249PD - Proteomic predictors of outcome after adjuvant anti-hormonal therapy for hormone receptor-positive breast cancer

Date 29 September 2012
Event ESMO Congress 2012
Session Breast cancer, early stage
Topics Anti-Cancer Agents & Biologic Therapy
Breast Cancer, Early Stage
Presenter Bryan Hennessy
Authors B. Hennessy1, D. Faratian2, Z. Ju3, A. Lluch-Hernandez4, S. Myhre5, A.M. Gonzalez-Angulo6, J. Overgaard7, J. Alsner8, A. Borresen-Dale5, G. Mills9
  • 1Medical Oncology, Beaumont Hospital, Dublin/IE
  • 2Division Of Pathology & Edinburgh Breakthrough Research Unit, University of Edinburgh, Edinburgh/UK
  • 3Biostatistics And Applied Mathematics, MD Anderson Cancer Center, Houston/US
  • 4Serv. Hematologia Y Oncologia Medica, Hospital Clinico Universitario de Valencia, ES-46010 - Valencia/ES
  • 5Department Of Genetics, Institute for Cancer Research, Norwegian Radium Hospital, Rikshospitalet University Hospital, Oslo, Norway, Oslo/NO
  • 6Department Of Breast Medical Oncology, MD Anderson Cancer Center, Houston/US
  • 7Dept. Experimental Clinical Oncology, Aarhus University Hospital, Aarhus/DK
  • 8Department Of Experimental Clinical Oncology, Aarhus University Hospital, Aarhus/DK
  • 9Systems Biology, MD Anderson Cancer Center, Houston/US



This study aimed to identify predictive proteomic biomarkers of outcome in women with estrogen and/or progesterone receptor-positive (ER/PR-positive) breast cancer after adjuvant tamoxifen, with sufficient power to alter patient management.

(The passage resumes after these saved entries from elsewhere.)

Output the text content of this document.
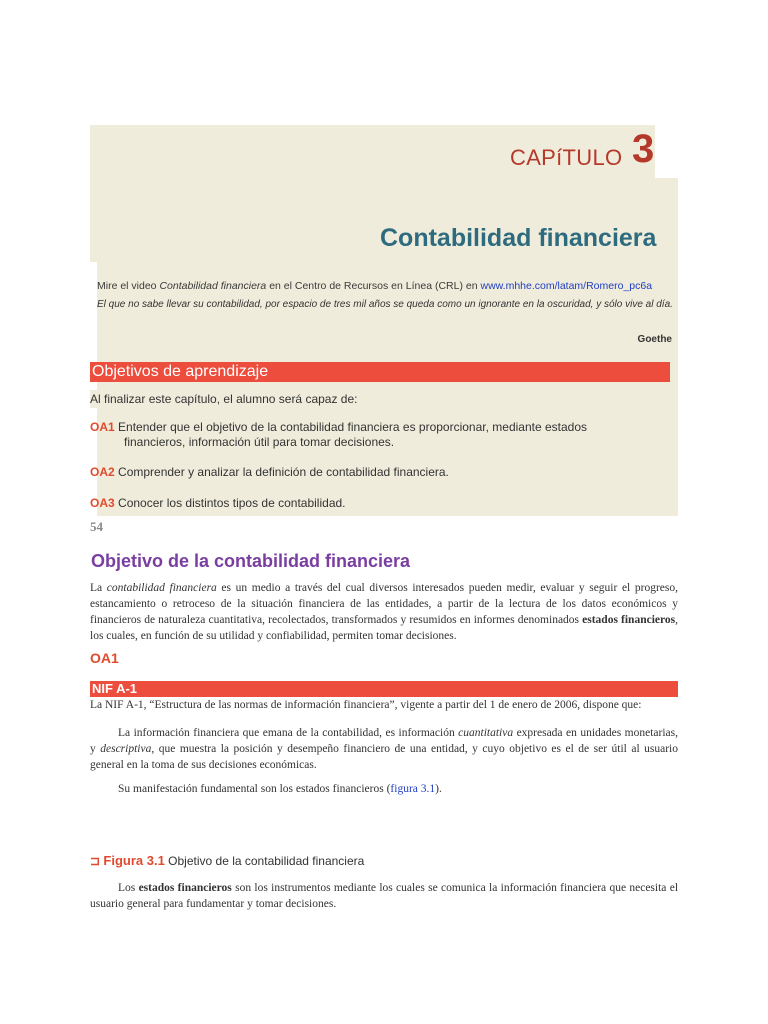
CAPíTULO 3
Contabilidad financiera
Mire el video Contabilidad financiera en el Centro de Recursos en Línea (CRL) en www.mhhe.com/latam/Romero_pc6a
El que no sabe llevar su contabilidad, por espacio de tres mil años se queda como un ignorante en la oscuridad, y sólo vive al día.
Goethe
Objetivos de aprendizaje
Al finalizar este capítulo, el alumno será capaz de:
OA1 Entender que el objetivo de la contabilidad financiera es proporcionar, mediante estados
financieros, información útil para tomar decisiones.
OA2 Comprender y analizar la definición de contabilidad financiera.
OA3 Conocer los distintos tipos de contabilidad.
54
Objetivo de la contabilidad financiera
La contabilidad financiera es un medio a través del cual diversos interesados pueden medir, evaluar y seguir el progreso, estancamiento o retroceso de la situación financiera de las entidades, a partir de la lectura de los datos económicos y financieros de naturaleza cuantitativa, recolectados, transformados y resumidos en informes denominados estados financieros, los cuales, en función de su utilidad y confiabilidad, permiten tomar decisiones.
OA1
NIF A-1
La NIF A-1, “Estructura de las normas de información financiera”, vigente a partir del 1 de enero de 2006, dispone que:
La información financiera que emana de la contabilidad, es información cuantitativa expresada en unidades monetarias, y descriptiva, que muestra la posición y desempeño financiero de una entidad, y cuyo objetivo es el de ser útil al usuario general en la toma de sus decisiones económicas.
Su manifestación fundamental son los estados financieros (figura 3.1).
⊐ Figura 3.1 Objetivo de la contabilidad financiera
Los estados financieros son los instrumentos mediante los cuales se comunica la información financiera que necesita el usuario general para fundamentar y tomar decisiones.
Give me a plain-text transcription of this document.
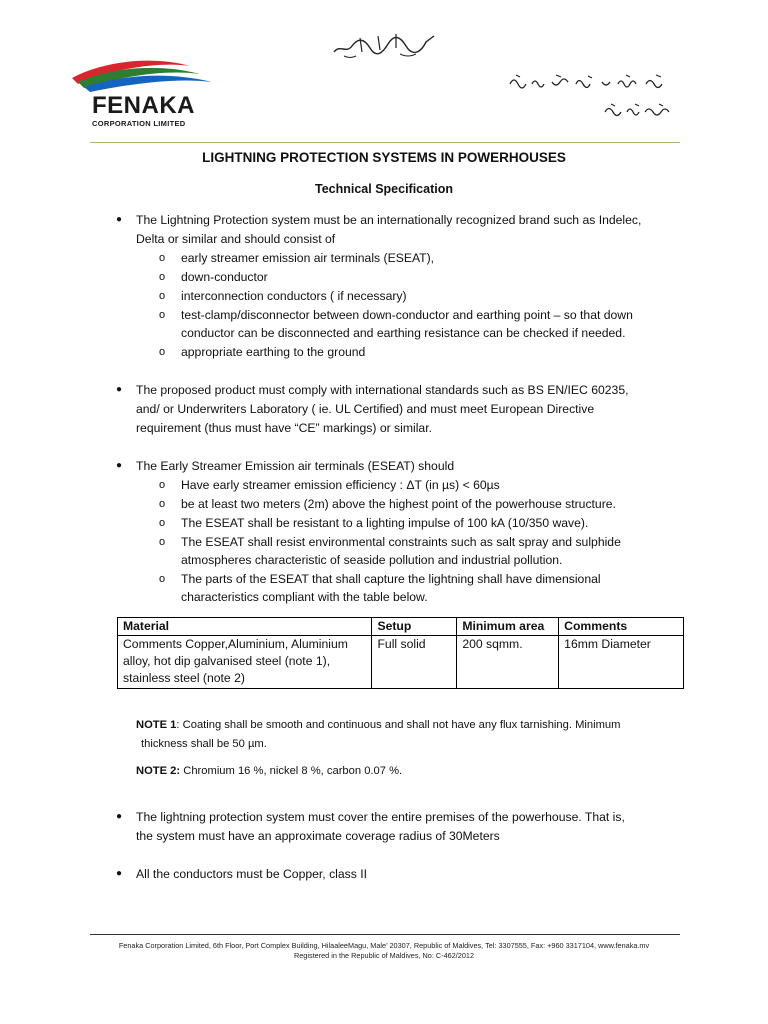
FENAKA
CORPORATION LIMITED
LIGHTNING PROTECTION SYSTEMS IN POWERHOUSES
Technical Specification
● The Lightning Protection system must be an internationally recognized brand such as Indelec,
Delta or similar and should consist of
o early streamer emission air terminals (ESEAT),
o down-conductor
o interconnection conductors ( if necessary)
o test-clamp/disconnector between down-conductor and earthing point – so that down
conductor can be disconnected and earthing resistance can be checked if needed.
o appropriate earthing to the ground
● The proposed product must comply with international standards such as BS EN/IEC 60235,
and/ or Underwriters Laboratory ( ie. UL Certified) and must meet European Directive
requirement (thus must have “CE” markings) or similar.
● The Early Streamer Emission air terminals (ESEAT) should
o Have early streamer emission efficiency : ΔT (in µs) < 60µs
o be at least two meters (2m) above the highest point of the powerhouse structure.
o The ESEAT shall be resistant to a lighting impulse of 100 kA (10/350 wave).
o The ESEAT shall resist environmental constraints such as salt spray and sulphide
atmospheres characteristic of seaside pollution and industrial pollution.
o The parts of the ESEAT that shall capture the lightning shall have dimensional
characteristics compliant with the table below.
Material	Setup	Minimum area	Comments

Comments Copper,Aluminium, Aluminium
alloy, hot dip galvanised steel (note 1),
stainless steel (note 2)	Full solid	200 sqmm.	16mm Diameter
NOTE 1: Coating shall be smooth and continuous and shall not have any flux tarnishing. Minimum
thickness shall be 50 µm.
NOTE 2: Chromium 16 %, nickel 8 %, carbon 0.07 %.
● The lightning protection system must cover the entire premises of the powerhouse. That is,
the system must have an approximate coverage radius of 30Meters
● All the conductors must be Copper, class II
Fenaka Corporation Limited, 6th Floor, Port Complex Building, HilaaleeMagu, Male’ 20307, Republic of Maldives, Tel: 3307555, Fax: +960 3317104, www.fenaka.mv
Registered in the Republic of Maldives, No: C-462/2012
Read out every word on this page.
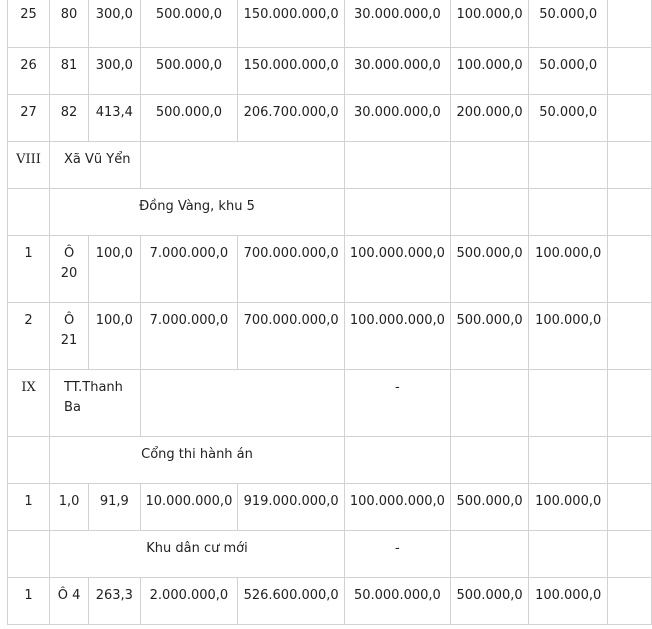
25	80	300,0	500.000,0	150.000.000,0	30.000.000,0	100.000,0	50.000,0	
26	81	300,0	500.000,0	150.000.000,0	30.000.000,0	100.000,0	50.000,0	
27	82	413,4	500.000,0	206.700.000,0	30.000.000,0	200.000,0	50.000,0	
VIII	Xã Vũ Yển							
	Đồng Vàng, khu 5							
1	Ô 20	100,0	7.000.000,0	700.000.000,0	100.000.000,0	500.000,0	100.000,0	
2	Ô 21	100,0	7.000.000,0	700.000.000,0	100.000.000,0	500.000,0	100.000,0	
IX	TT.Thanh Ba				-			
	Cổng thi hành án							
1	1,0	91,9	10.000.000,0	919.000.000,0	100.000.000,0	500.000,0	100.000,0	
	Khu dân cư mới				-			
1	Ô 4	263,3	2.000.000,0	526.600.000,0	50.000.000,0	500.000,0	100.000,0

Using reverse phase protein arrays (RPPA), 140 antibodies were applied to a training set of 197 ER/PR-positive breast cancers to identify predictors. An algorithm was developed that predicted patient outcomes using a subset of antibodies. Since RPPA is a useful exploratory tool but does not lend itself as a practical clinical tool to assay validated biomarkers, quantitative immunofluorescence for selected proteins was applied to 313 ER/PR-positive breast cancers (test set) for validation. Seventy-seven other ER/PR-positive cancers with transcriptional profiling data were used to compare the performance of the proteomic biomarkers and established genomic predictors. All patients were treated with adjuvant tamoxifen after loco-regional therapy.

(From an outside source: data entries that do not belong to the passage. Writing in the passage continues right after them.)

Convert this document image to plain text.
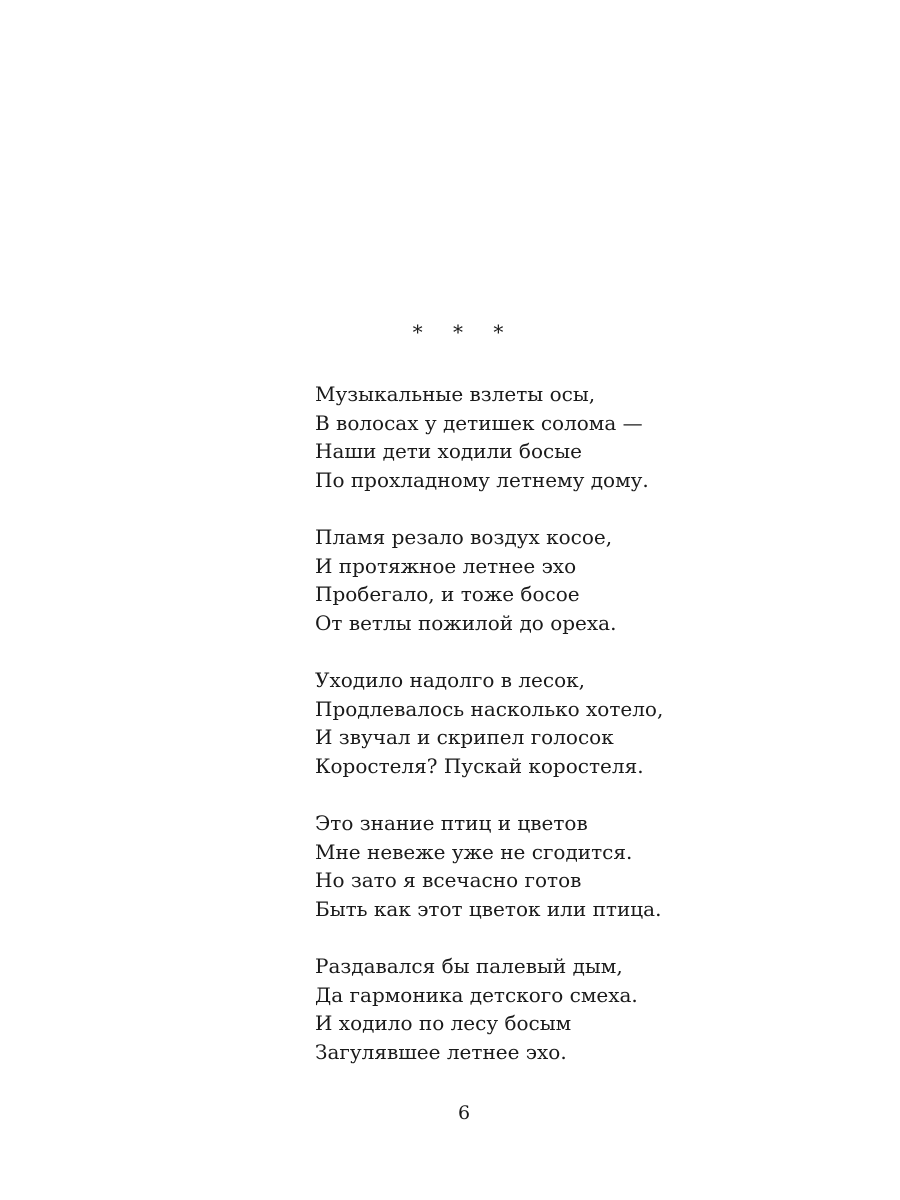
* * *
Музыкальные взлеты осы,
В волосах у детишек солома —
Наши дети ходили босые
По прохладному летнему дому.
Пламя резало воздух косое,
И протяжное летнее эхо
Пробегало, и тоже босое
От ветлы пожилой до ореха.
Уходило надолго в лесок,
Продлевалось насколько хотело,
И звучал и скрипел голосок
Коростеля? Пускай коростеля.
Это знание птиц и цветов
Мне невеже уже не сгодится.
Но зато я всечасно готов
Быть как этот цветок или птица.
Раздавался бы палевый дым,
Да гармоника детского смеха.
И ходило по лесу босым
Загулявшее летнее эхо.
6
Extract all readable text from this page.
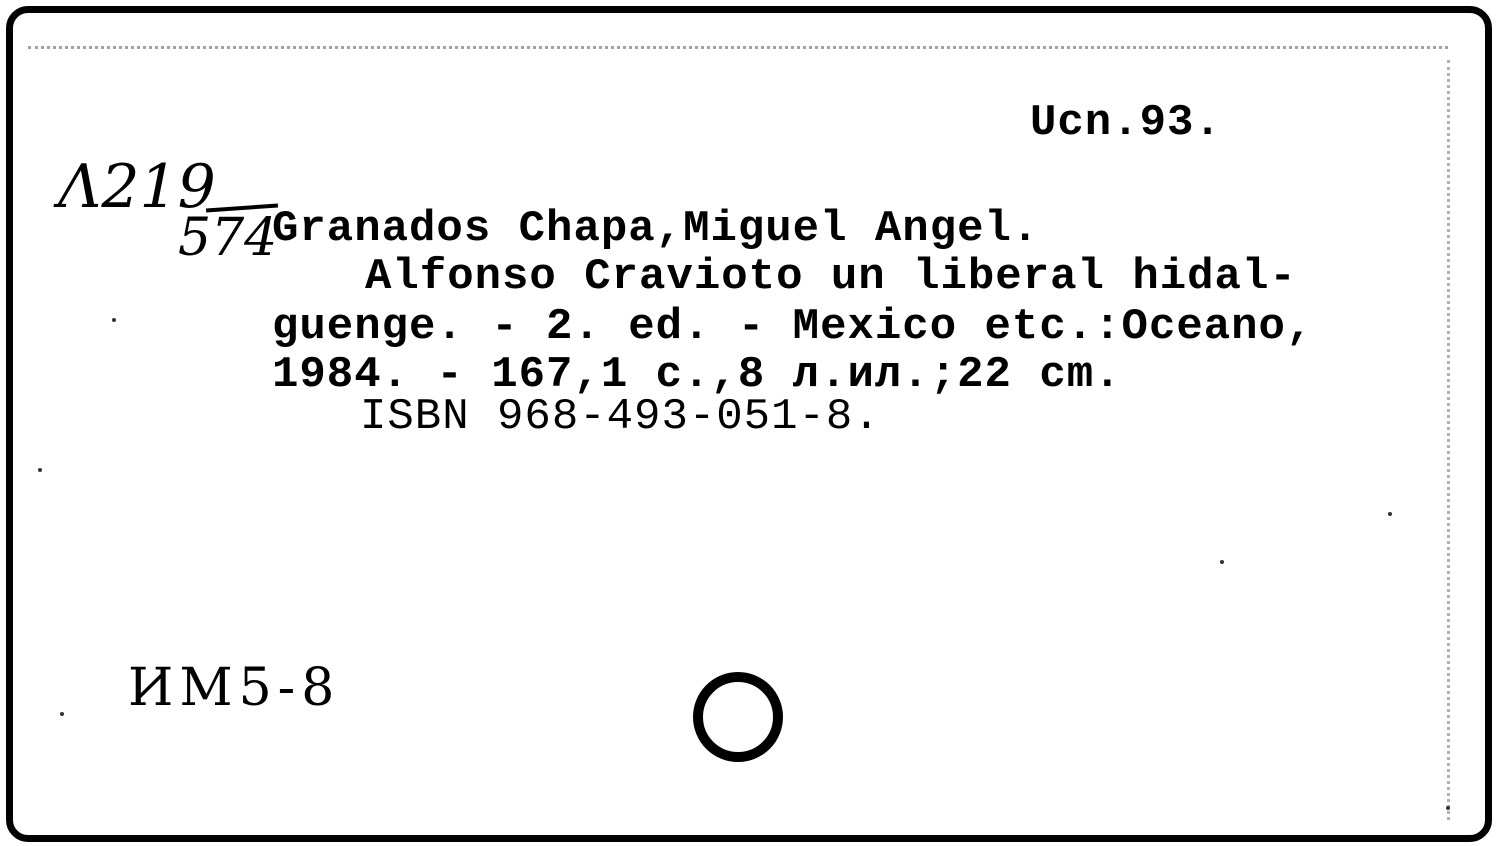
Ucn.93.
Λ219
574
Granados Chapa,Miguel Angel.
Alfonso Cravioto un liberal hidal-
guenge. - 2. ed. - Mexico etc.:Oceano,
1984. - 167,1 c.,8 л.ил.;22 cm.
ISBN 968-493-051-8.
ИМ5-8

Two different combinations (4-protein/3-protein models) of four proteins (CCNB1/PAI1/PR/BCL2), subdivided lymph node-negative breast cancer patients into low-, medium- and high-risk groups with significantly different 10-year recurrence-free survival. The proteomic markers predicted 10-year distant metastasis-free survival in lymph node-negative patients in the test set in the low-, medium- and high-risk groups as follows: 0.9, 0.8, 0.7 (4-protein model (p = 0.05)), 0.91, 0.8, 0.74 (3-protein model (p = 0.004)), with 74%/64% patients in the low-risk groups, respectively. The proteomic models outperformed clinical variables and genomic predictors in multivariate analyses.


This study validates proteomic biomarkers that can be assayed in a practical inexpensive manner using immunofluorescence to identify lymph node-negative ER/PR-positive patients with excellent outcomes after adjuvant tamoxifen.


All authors have declared no conflicts of interest.